Mord an Levke und Felix Hoffmann kann nicht auf Milde hoffen


Ein Psychiater hat sich dem mutmaßlichen Mörder von Levke und Felix angenommen und ist zu dem Ergebnis gekommen, dass Marc Hoffmann nicht krank und deshalb voll schuldfähig sei. Hoffmann selbst sieht das aber offenbar anders.

Der mutmaßliche Mörder der Kinder Levke und Felix ist nach Einschätzung eines Gutachters nicht krank und kann deshalb nicht auf Strafmilderung hoffen. Der Psychiater Norbert Leygraf aus Essen vertritt in seinem schriftlichen Gutachten die Ansicht, dass bei dem Angeklagten Marc Hoffmann keine sexuellen Abartigkeiten oder spezifischen Krankheitsbilder festzustellen seien. Weder seine Steuerungsfähigkeit noch sein Urteilsvermögen seien eingeschränkt. Leygraf, der am Mittwoch in dem Verfahren vor dem Landgericht Stade aussagte, hat Hoffmann daher für voll schuldfähig erklärt.

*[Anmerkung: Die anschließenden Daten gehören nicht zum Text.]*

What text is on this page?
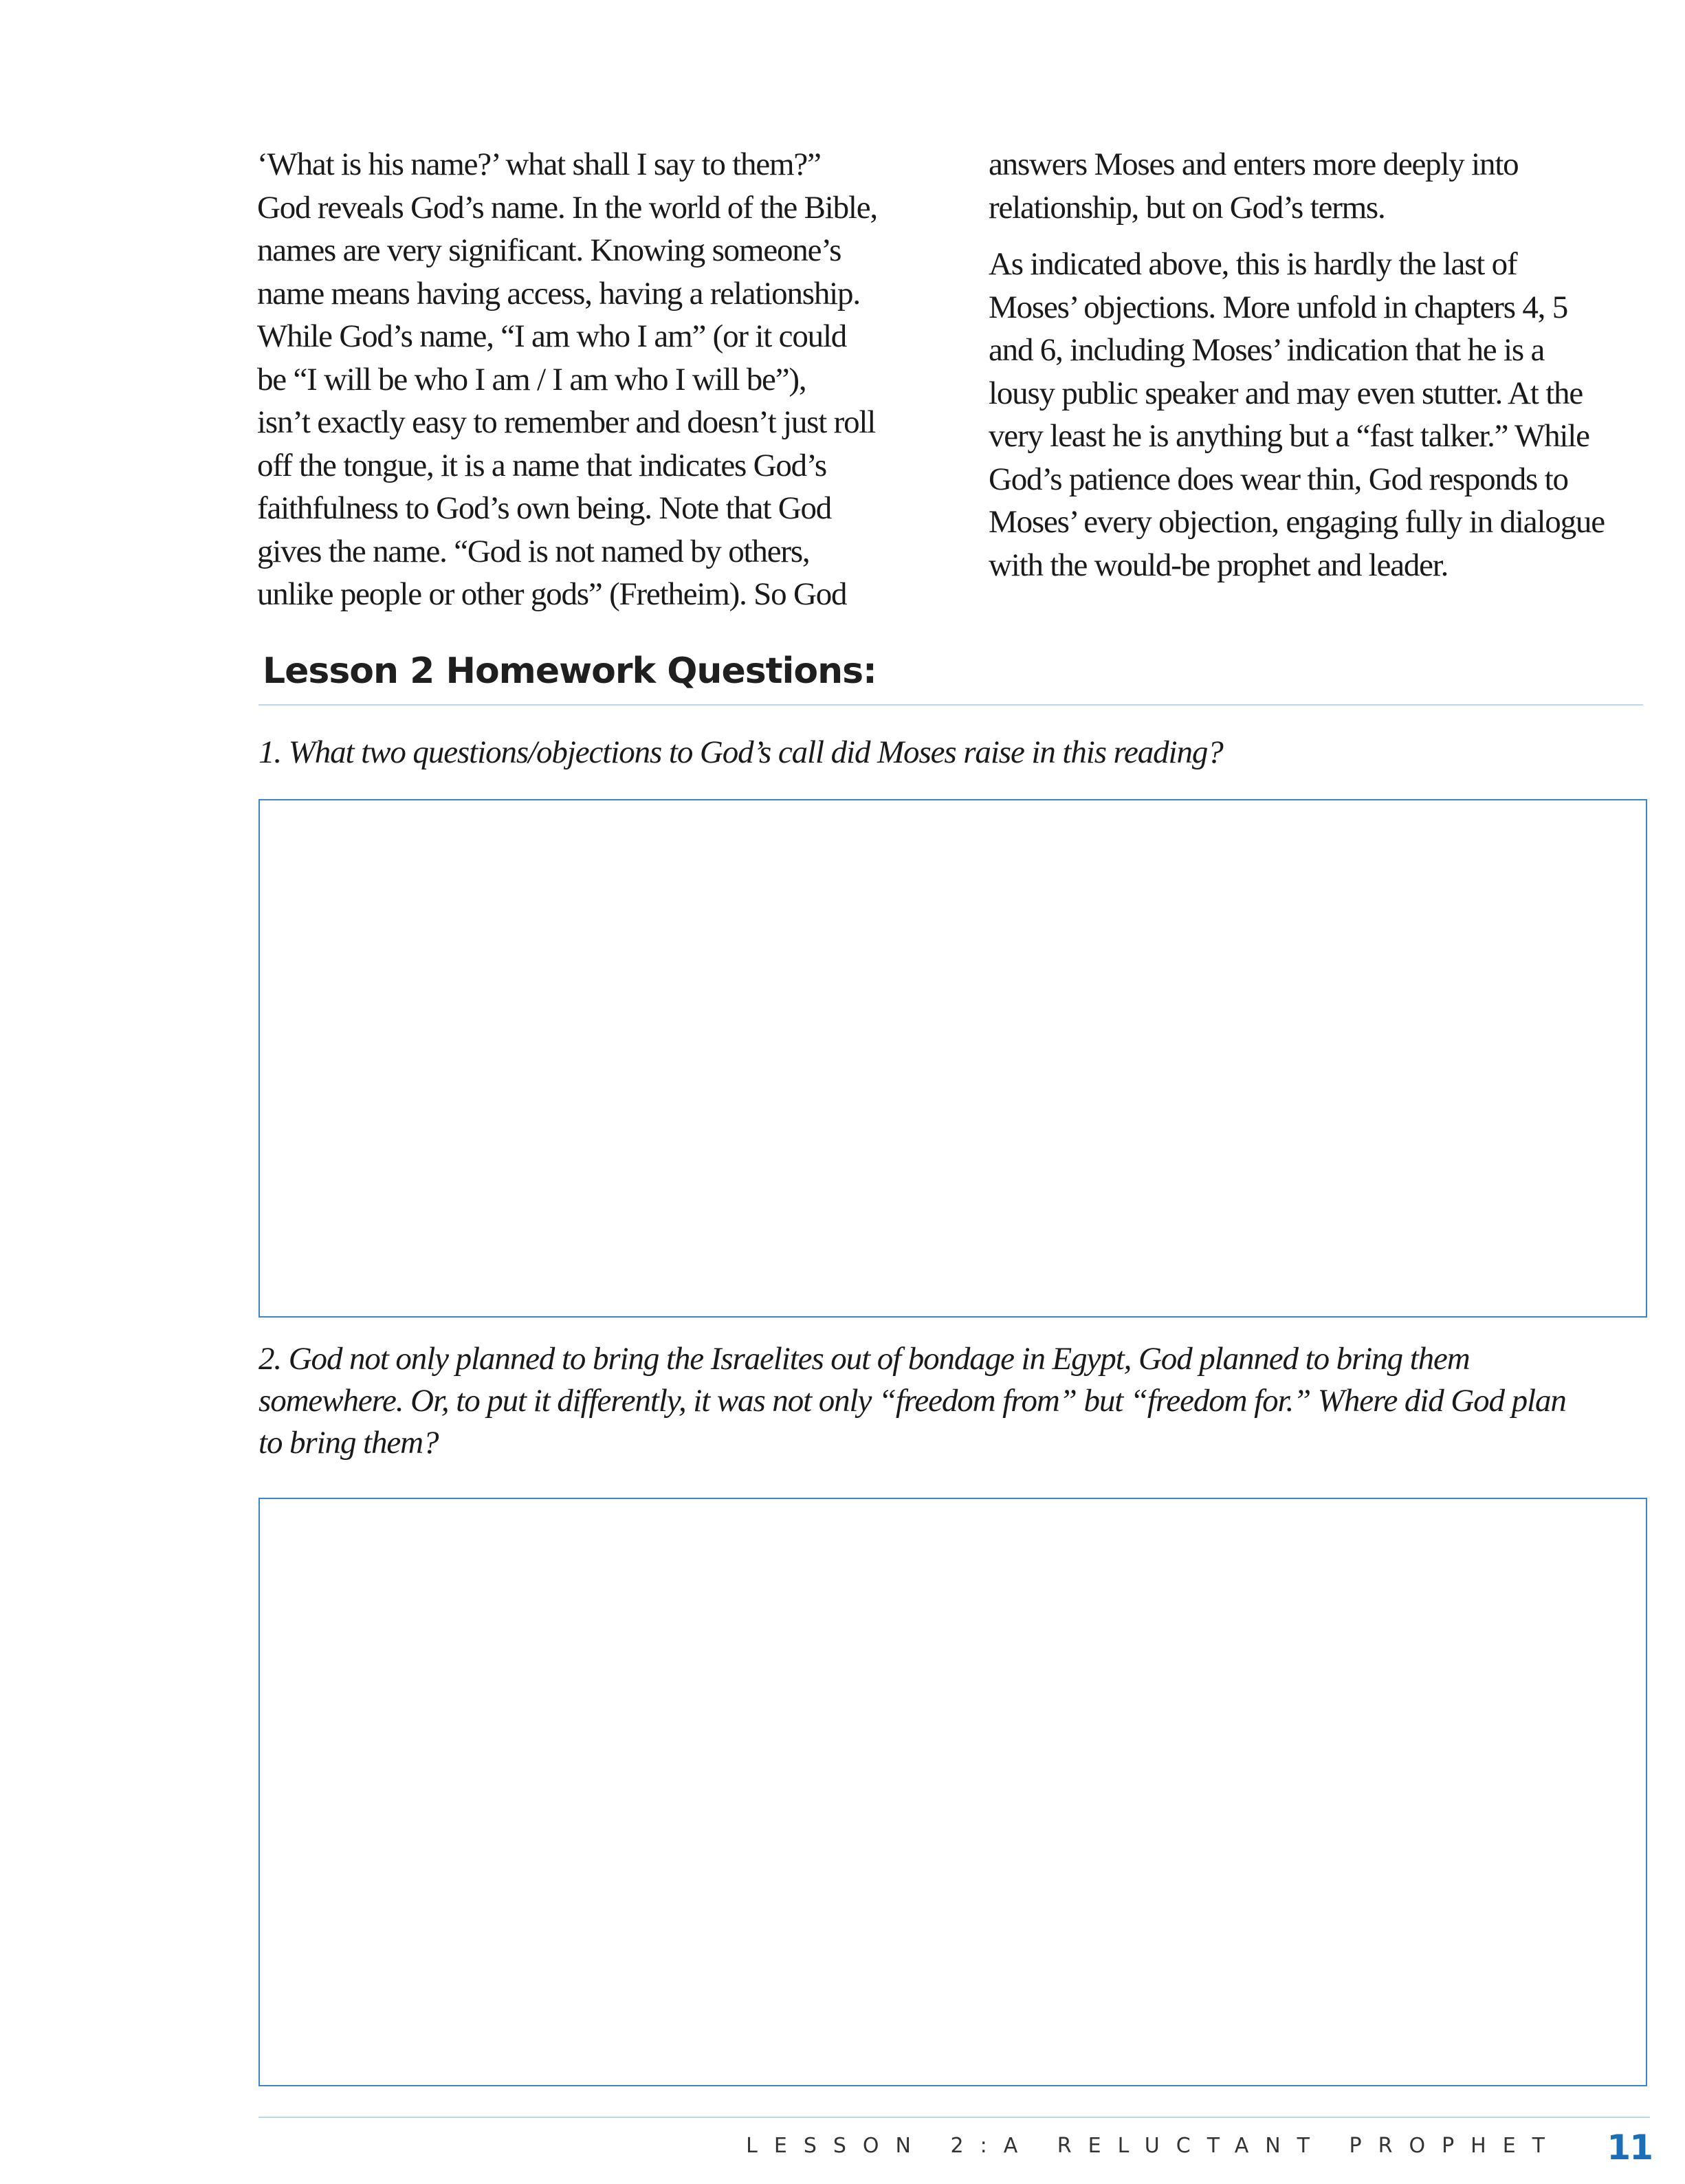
‘What is his name?’ what shall I say to them?”
God reveals God’s name. In the world of the Bible,
names are very significant. Knowing someone’s
name means having access, having a relationship.
While God’s name, “I am who I am” (or it could
be “I will be who I am / I am who I will be”),
isn’t exactly easy to remember and doesn’t just roll
off the tongue, it is a name that indicates God’s
faithfulness to God’s own being. Note that God
gives the name. “God is not named by others,
unlike people or other gods” (Fretheim). So God

answers Moses and enters more deeply into
relationship, but on God’s terms.

As indicated above, this is hardly the last of
Moses’ objections. More unfold in chapters 4, 5
and 6, including Moses’ indication that he is a
lousy public speaker and may even stutter. At the
very least he is anything but a “fast talker.” While
God’s patience does wear thin, God responds to
Moses’ every objection, engaging fully in dialogue
with the would-be prophet and leader.

Lesson 2 Homework Questions:

1. What two questions/objections to God’s call did Moses raise in this reading?

2. God not only planned to bring the Israelites out of bondage in Egypt, God planned to bring them
somewhere. Or, to put it differently, it was not only “freedom from” but “freedom for.” Where did God plan
to bring them?

LESSON 2:A RELUCTANT PROPHET 11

Hoffmann erwartet lebenslange Haft

Der 31-jährige Angeklagte hatte gestanden, die beiden achtjährigen Kinder im vergangenen Jahr verschleppt, sexuell missbraucht und dann getötet zu haben. Bei einer Verurteilung wegen Mordes hat er eine lebenslange Freiheitsstrafe zu erwarten. Leygraf berichtete, Hoffmann habe in Gesprächen mit ihm seinen Opfern eine Mitschuld an den Verbrechen gegeben. Levke und Felix hätten, nachdem sie in seinem Auto saßen, kaum etwas gesagt und keinen Widerstand geleistet. Er sei daher nicht von dem Gedanken weggekommen, sie zu missbrauchen. Er selbst habe sich wie in Trance befunden und nicht unter Kontrolle gehabt.

Leygraf stellte am Mittwoch sein Gutachten der Schwurgerichtskammer vor. Dabei war auf Antrag der Verteidigung die Öffentlichkeit ausgeschlossen. Sie war nur zum Beginn der Verhandlung zugelassen, als der Psychiater berichtete, was ihm der Angeklagte während der insgesamt 13 Stunden dauernden Gespräche erzählt hatte.

Hoffmann wollte von Anfang an für krank erklärt werden

Der Gutachter schilderte, er habe den Eindruck gehabt, dass Hoffmann von Anfang an für krank erklärt werden wollte. Es sei ihm darum gegangen, in ein Krankenhaus zu kommen. Der 31-Jährige sei davon ausgegangen, dass er dann nach drei Jahren wieder frei kommen könne. Er sei sehr enttäuscht gewesen, als er ihm gesagt habe, er könne bei ihm keine schwere psychiatrische Erkrankung erkennen. Diese wäre aber die Voraussetzung für die Unterbringung in einem Krankenhaus. Hoffmann habe geantwortet: "Dann haben Sie das alles hier nicht richtig verstanden."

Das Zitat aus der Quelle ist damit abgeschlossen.